Rep. Eric Cantor says Congress is set to consider a bill that would keep the federal government funded through December 16.

Story highlights

  • Congress is considering a bill keeping the government funded through December 16
  • The current short-term spending bill expires Friday
  • Failure to pass a new spending bill would result in a partial government shutdown
  • Congress has failed to complete the traditional appropriations process
Congress is facing yet another government shutdown threat this week as it confronts the expiration Friday of its latest short-term spending bill.
Legislators are set to consider a new spending bill that would keep the federal government funded through December 16, according to House Majority Leader Eric Cantor, R-Virginia.
Congressional leaders may attach provisions to the bill ensuring funding for the Agriculture, Transportation, Justice, and Housing and Urban Development departments -- among other things -- through the end of the current fiscal year in September 2012.

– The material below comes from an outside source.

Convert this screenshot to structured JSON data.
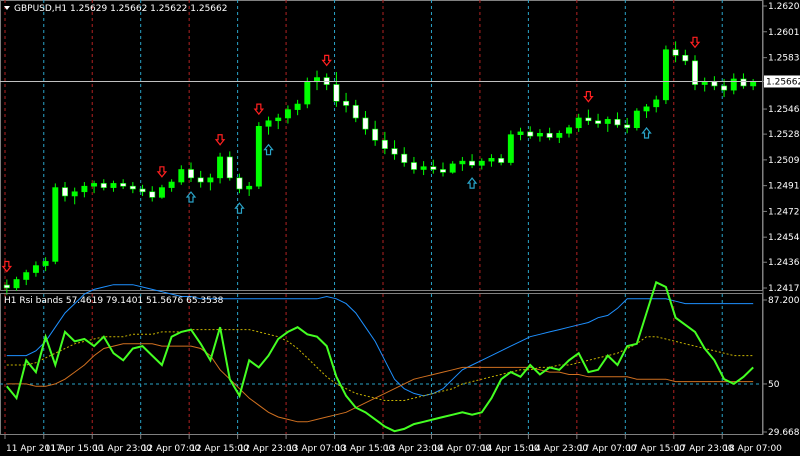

Overall spending levels in the new measure would conform to the outlines of an agreement reached in Congress earlier this year.
"I hope we abide by that deal and move forward in a bipartisan way," Cantor told reporters.
The current short-term spending bill -- known as a "continuing resolution" -- was enacted October 5 as part of a deal providing an additional $2.65 billion in disaster relief needed in the wake of Hurricane Irene, Tropical Storm Lee, and a series of tornadoes and wildfires.
In addition to early October, partial government shutdowns were also threatened during budget talks in the spring and the debt ceiling debate over the summer.
The short-term funding measures are necessary because Congress has failed to complete its full budget appropriations process, which has become a victim of sharp partisan divisions over spending priorities.
The last extension was intended to provide more time to debate and pass spending measures covering the remainder of fiscal year 2012. It's been over 15 years, however, since both chambers of Congress passed the full range of such bills.
Instead, Congress has relied on other ways to extend spending authority, such as continuing resolutions or so-called "omnibus" measures that bundle together multiple appropriations bills.